SecureCheq is a simple tool. After scanning the PC you’ll see a list of all the checked settings and a Passed or Failed result.
Click a setting and you’ll find links to references about the vulnerability, summary of the vulnerability, and how to fix it. Though you can’t save the results for later viewing in the application, you can print them or view/save the OVAL XML file.
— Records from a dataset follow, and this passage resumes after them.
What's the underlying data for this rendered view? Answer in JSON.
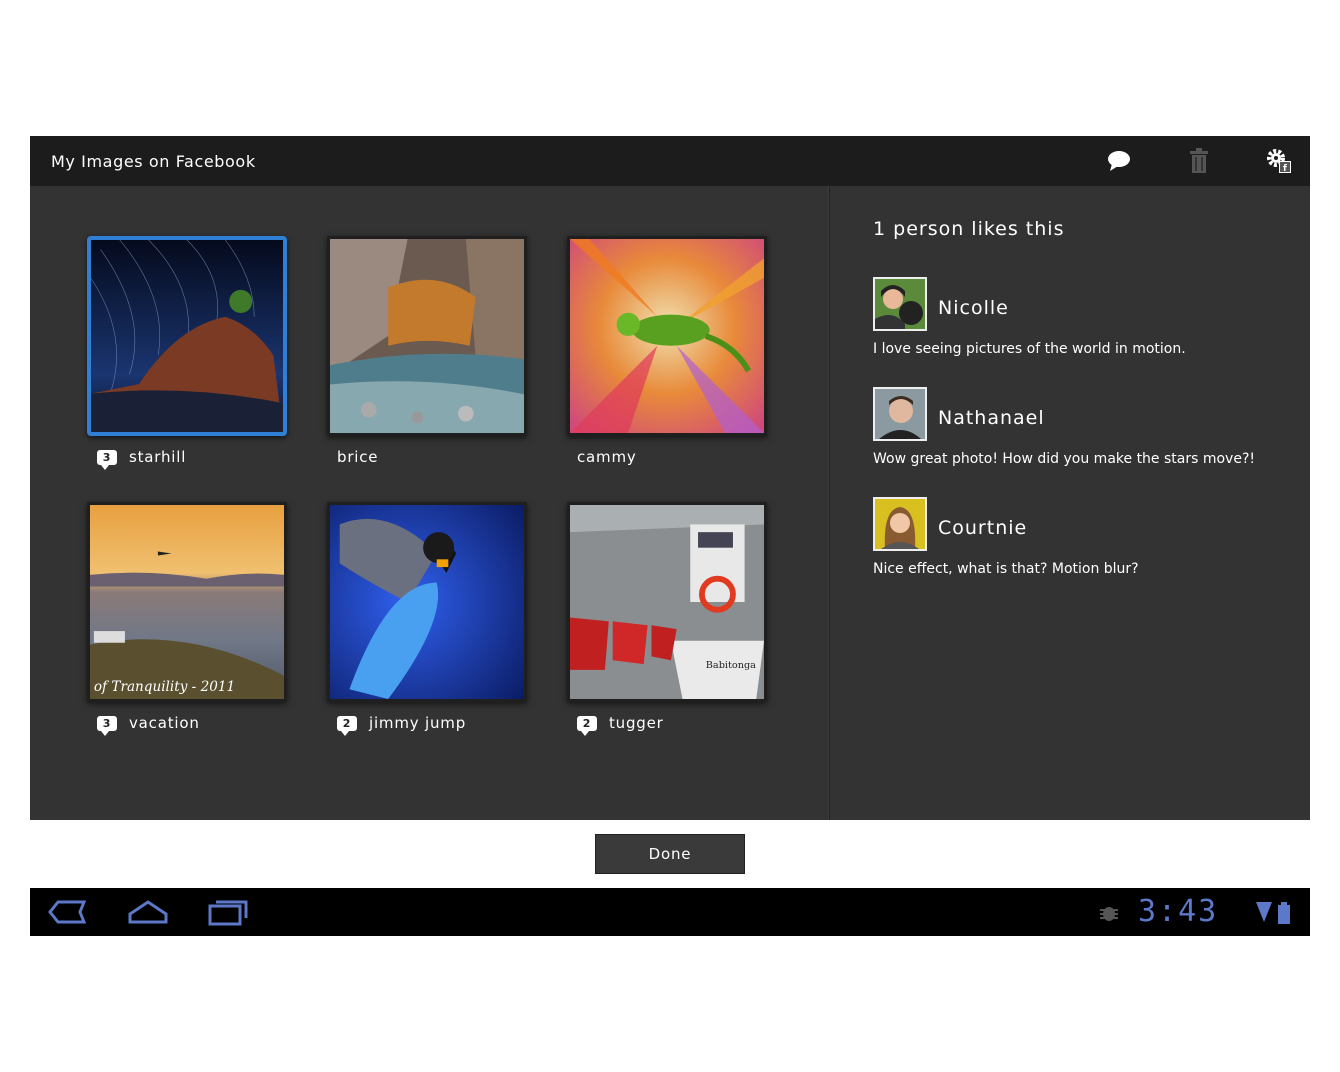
{
  "window": {
    "title": "My Images on Facebook"
  },
  "toolbar": {
    "icons": [
      "comment-icon",
      "trash-icon",
      "facebook-settings-icon"
    ]
  },
  "images": [
    {
      "name": "starhill",
      "comments": "3",
      "selected": true
    },
    {
      "name": "brice",
      "comments": ""
    },
    {
      "name": "cammy",
      "comments": ""
    },
    {
      "name": "vacation",
      "comments": "3",
      "watermark": "of Tranquility - 2011"
    },
    {
      "name": "jimmy jump",
      "comments": "2"
    },
    {
      "name": "tugger",
      "comments": "2",
      "boat_text": "Babitonga"
    }
  ],
  "panel": {
    "likes": "1 person likes this",
    "comments": [
      {
        "name": "Nicolle",
        "text": "I love seeing pictures of the world in motion."
      },
      {
        "name": "Nathanael",
        "text": "Wow great photo! How did you make the stars move?!"
      },
      {
        "name": "Courtnie",
        "text": "Nice effect, what is that? Motion blur?"
      }
    ]
  },
  "done_label": "Done",
  "system_bar": {
    "time": "3:43",
    "icons": [
      "back-icon",
      "home-icon",
      "recent-apps-icon",
      "debug-icon",
      "wifi-icon",
      "battery-icon"
    ]
  },
  "colors": {
    "selection": "#2f7fd6",
    "clock": "#5b78c9",
    "panel_bg": "#333333",
    "titlebar_bg": "#1c1c1c"
  }
}
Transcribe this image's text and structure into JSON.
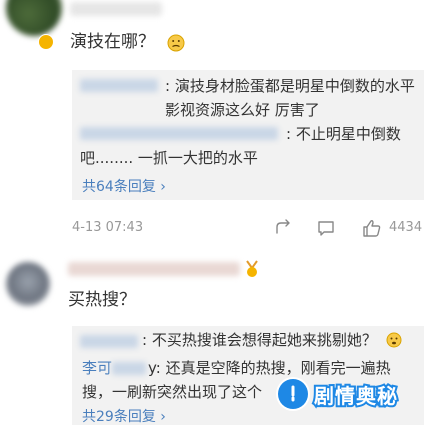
{
  "comment1": {
    "text": "演技在哪？",
    "replies": [
      {
        "username": "",
        "text": ": 演技身材脸蛋都是明星中倒数的水平 影视资源这么好 厉害了"
      },
      {
        "username": "",
        "text": ": 不止明星中倒数吧........ 一抓一大把的水平"
      }
    ],
    "replies_link": "共64条回复 ›",
    "time": "4-13 07:43",
    "likes": "4434"
  },
  "comment2": {
    "text": "买热搜？",
    "replies": [
      {
        "username": "",
        "text": ": 不买热搜谁会想得起她来挑剔她？"
      },
      {
        "username": "李可",
        "text": "y: 还真是空降的热搜，刚看完一遍热搜，一刷新突然出现了这个"
      }
    ],
    "replies_link": "共29条回复 ›"
  },
  "watermark": {
    "text": "剧情奥秘"
  },
  "colors": {
    "link": "#4a7fbd",
    "reply_bg": "#f2f2f2",
    "watermark_blue": "#1e88e5"
  }
}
Although SecureCheq is easy-to-use and scans for advanced configuration settings, it actually misses some of the more general Windows vulnerabilities and network-based threats. However, it complements the Microsoft Baseline Security Analyzer (MBSA) well; scan for basic threats and then follow up with SecureCheq for advanced vulnerabilities.
6. Qualys FreeScan
Qualys FreeScan provides up to 10 free scans of URLs or IPs of Internet facing or local servers or machines. You initially access it via their web portal and then download their virtual machine software if running scans on your internal network.
Qualys FreeScan supports a few different scan types; vulnerability checks for hidden malware, SSL issues, and other network-related vulnerabilities. OWASP is for auditing vulnerabilities of web applications. Patch Tuesday scans for and helps install missing software patches. SCAP checks computer settings compliance against the SCAP (Security Content Automation Protocol) benchmark provided by National Institute of Standards and Technology (NIST).
Though you first see just an online tool that appears to just do scanning via the Internet, if you enter a local IP or scan, it will prompt you to download a virtual scanner via a VMware or VirtualBox image. This allows you to do scanning of your local network. Once a scan is complete you can view interactive reports by threat or by patch.
Since Qualys FreeScan only provides 10 free scans, it’s not something you can use regularly. Consider using another solution for day-to-day use and periodically run Qualys FreeScan for a double-check.